Nationale Biomaterialbanken Initiative

Öffentliche Bekanntmachung:
2010
Förderzeitraum:
2011 - 2016
Gesamtvolumen: ca. 18 Mio. EUR

1. Ziele des Förderschwerpunktes

Biomaterialbanken sind ein unverzichtbares Instrument der krankheits- und patientenorientierten klinischen Forschung. Sie sichern die langfristige Lagerung und Zugänglichkeit humaner Proben und der dazugehörigen Datensätze. Biomaterialbanken bilden so die Grundlage für eine Vielzahl von Forschungsprojekten und tragen zur Verbesserung der medizinischen Versorgung bei.
Das BMBF fördert daher an ausgewählten Standorten den Aufbau zentraler Strukturen für humane Proben-/Datensammlungen. Durch die Vernetzung von am Standort vorhandenen Biomaterialbanken sollen die Proben und Daten besser nutzbar gemacht werden. Geeignete Strategiekonzepte für die Vernetzung der am Standort vorhandenen Biomaterialbanken sollten dabei, eine hochqualitative Probenlagerung, Standardisierung von Prozeduren und Dokumenten sowie Qualitätssicherung und Datenmanagement berücksichtigen. Sie müssen außerdem einen geregelten Zugang zu Proben und Daten für die Forschung gewährleisten.
Mit der Förderung "Nationale Biomaterialbanken Initiative" unterstützt das BMBF somit den Ausbau der deutsche Biobanken-Infrastruktur.
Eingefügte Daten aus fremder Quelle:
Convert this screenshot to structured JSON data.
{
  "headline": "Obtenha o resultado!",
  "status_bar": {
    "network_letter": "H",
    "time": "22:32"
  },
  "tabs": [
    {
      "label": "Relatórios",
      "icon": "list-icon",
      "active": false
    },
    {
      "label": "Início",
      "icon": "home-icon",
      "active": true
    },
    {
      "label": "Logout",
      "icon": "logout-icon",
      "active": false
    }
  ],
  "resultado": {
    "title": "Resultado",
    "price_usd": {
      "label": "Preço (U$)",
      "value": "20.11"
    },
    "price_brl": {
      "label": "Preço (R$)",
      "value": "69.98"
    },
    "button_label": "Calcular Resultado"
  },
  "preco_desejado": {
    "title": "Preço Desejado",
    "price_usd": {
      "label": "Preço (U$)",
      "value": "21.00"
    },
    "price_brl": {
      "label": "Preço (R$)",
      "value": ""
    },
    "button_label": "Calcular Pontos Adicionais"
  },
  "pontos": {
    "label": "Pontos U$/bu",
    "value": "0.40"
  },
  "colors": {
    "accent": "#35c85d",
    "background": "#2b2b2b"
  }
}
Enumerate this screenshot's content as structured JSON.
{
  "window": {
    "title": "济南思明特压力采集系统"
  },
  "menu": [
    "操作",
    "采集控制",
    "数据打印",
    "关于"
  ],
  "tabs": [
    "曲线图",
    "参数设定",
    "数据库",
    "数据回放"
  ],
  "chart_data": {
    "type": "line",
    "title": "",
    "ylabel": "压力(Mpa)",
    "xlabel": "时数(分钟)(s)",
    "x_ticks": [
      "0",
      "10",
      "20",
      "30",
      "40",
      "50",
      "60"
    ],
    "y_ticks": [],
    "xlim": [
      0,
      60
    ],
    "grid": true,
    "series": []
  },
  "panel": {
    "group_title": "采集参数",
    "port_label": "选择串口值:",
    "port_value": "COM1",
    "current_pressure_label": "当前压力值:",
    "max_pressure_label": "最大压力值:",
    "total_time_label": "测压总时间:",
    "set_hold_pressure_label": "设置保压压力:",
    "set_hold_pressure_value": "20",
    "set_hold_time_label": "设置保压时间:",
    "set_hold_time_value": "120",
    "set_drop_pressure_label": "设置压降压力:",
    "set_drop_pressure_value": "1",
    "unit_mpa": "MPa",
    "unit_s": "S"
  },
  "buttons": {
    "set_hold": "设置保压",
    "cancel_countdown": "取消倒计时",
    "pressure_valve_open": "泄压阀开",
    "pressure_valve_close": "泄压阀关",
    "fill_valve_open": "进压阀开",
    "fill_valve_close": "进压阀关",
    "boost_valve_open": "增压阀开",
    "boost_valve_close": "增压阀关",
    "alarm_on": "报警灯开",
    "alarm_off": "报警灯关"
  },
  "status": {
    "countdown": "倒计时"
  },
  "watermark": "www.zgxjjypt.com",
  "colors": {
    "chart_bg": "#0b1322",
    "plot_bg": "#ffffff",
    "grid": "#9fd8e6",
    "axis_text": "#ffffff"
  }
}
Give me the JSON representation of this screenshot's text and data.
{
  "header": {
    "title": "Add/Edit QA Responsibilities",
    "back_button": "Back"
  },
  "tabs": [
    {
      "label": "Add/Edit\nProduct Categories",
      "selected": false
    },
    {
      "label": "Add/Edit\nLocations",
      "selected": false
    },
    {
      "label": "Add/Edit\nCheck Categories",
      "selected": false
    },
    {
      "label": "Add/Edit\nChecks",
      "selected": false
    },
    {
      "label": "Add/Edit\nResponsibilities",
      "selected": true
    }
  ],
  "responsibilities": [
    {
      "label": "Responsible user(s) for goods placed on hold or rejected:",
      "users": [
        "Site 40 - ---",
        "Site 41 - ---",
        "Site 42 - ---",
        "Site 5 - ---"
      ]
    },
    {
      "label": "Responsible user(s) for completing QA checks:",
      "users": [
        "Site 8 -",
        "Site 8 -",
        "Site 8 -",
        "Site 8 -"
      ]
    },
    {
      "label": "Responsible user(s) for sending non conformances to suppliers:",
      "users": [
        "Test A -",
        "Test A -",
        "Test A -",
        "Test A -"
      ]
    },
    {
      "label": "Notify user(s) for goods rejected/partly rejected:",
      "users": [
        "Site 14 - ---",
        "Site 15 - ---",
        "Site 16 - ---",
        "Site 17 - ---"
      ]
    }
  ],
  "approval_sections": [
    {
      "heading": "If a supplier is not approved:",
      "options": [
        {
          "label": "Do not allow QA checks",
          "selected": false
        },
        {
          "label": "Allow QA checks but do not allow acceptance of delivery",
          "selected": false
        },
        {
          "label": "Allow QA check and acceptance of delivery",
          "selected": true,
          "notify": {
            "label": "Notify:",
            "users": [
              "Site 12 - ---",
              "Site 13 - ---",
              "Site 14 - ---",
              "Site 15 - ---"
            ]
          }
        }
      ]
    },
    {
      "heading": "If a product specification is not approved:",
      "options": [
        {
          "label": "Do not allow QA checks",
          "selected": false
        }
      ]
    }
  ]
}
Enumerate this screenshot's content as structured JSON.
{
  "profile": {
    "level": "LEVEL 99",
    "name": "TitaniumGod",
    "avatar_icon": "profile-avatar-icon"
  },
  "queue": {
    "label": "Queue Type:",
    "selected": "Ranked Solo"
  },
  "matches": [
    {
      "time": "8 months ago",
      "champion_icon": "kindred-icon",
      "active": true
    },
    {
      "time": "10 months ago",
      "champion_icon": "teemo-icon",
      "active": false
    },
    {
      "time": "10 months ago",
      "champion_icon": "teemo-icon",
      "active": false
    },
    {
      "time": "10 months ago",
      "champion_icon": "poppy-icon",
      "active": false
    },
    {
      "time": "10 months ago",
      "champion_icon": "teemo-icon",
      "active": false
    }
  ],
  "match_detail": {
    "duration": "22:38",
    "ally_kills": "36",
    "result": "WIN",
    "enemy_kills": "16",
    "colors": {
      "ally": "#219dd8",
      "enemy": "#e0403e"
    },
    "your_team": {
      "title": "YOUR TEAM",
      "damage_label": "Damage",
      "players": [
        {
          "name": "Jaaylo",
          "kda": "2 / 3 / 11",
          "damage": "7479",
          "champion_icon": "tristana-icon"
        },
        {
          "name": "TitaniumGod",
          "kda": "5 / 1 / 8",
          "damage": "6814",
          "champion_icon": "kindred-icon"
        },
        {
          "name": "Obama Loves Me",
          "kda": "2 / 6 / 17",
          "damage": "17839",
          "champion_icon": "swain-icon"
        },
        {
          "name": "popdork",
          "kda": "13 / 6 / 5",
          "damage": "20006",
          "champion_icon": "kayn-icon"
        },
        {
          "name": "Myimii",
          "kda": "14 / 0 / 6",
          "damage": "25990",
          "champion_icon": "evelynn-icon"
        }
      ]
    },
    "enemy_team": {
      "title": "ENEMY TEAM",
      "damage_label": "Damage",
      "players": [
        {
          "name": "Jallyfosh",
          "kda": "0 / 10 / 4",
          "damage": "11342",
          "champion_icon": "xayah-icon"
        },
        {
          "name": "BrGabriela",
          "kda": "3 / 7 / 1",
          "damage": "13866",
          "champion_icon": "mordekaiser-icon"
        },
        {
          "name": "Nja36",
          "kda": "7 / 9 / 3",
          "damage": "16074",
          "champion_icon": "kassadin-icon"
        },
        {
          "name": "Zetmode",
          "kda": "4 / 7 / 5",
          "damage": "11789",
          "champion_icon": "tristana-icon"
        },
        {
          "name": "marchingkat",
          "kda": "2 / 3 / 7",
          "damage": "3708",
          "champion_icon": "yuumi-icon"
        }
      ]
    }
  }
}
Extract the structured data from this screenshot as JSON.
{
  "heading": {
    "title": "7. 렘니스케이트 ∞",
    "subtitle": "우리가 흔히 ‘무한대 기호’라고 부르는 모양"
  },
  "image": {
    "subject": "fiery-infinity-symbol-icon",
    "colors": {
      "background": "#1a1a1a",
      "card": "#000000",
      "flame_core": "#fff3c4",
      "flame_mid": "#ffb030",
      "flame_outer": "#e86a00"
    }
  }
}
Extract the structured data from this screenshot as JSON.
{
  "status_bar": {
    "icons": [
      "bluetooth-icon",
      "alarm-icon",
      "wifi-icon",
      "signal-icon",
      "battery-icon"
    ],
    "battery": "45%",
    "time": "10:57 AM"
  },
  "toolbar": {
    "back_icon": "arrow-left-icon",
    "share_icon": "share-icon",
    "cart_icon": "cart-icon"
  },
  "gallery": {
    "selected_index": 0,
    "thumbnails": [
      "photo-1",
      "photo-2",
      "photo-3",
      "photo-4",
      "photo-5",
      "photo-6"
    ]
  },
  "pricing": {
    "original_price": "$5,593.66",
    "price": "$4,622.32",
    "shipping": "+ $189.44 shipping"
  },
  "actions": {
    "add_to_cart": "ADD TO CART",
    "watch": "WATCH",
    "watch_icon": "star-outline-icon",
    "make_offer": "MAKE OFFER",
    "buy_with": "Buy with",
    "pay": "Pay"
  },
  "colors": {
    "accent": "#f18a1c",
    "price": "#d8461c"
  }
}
So wird langfristig auch sichergestellt, dass deutsche Ressourcen in europäische Forschungsstrukturen eingebunden werden können. Außerdem können durch diese neue Infrastrukturen für die patienten-orientierte Forschung auch andere Forschungsfragen, wie z.B. die Untersuchung von neuen Behandlungsmethoden in klinischen Studien, gezielter und effizienter angegangen werden können.

2. Stand der Fördermaßnahme

Auf die Bekanntmachung des BMBF vom 02.06.2010 wurden 29 Anträge eingereicht und im November 2010 durch ein internationales Expertengremium begutachtet. Basierend auf der Bewertung der Vorleistungen der Antragsteller und der Eignung des Entwicklungs- und Finanzierungskonzepts wurden fünf Anträge zur Förderung empfohlen. Die fünf Standorte haben 2011 ihre Arbeit aufgenommen.

3. Geförderte Biomaterialbanken

Folgende Vorhaben werden gefördert:

Deutscher Biobanken Knoten - German Biobank Node (GBN)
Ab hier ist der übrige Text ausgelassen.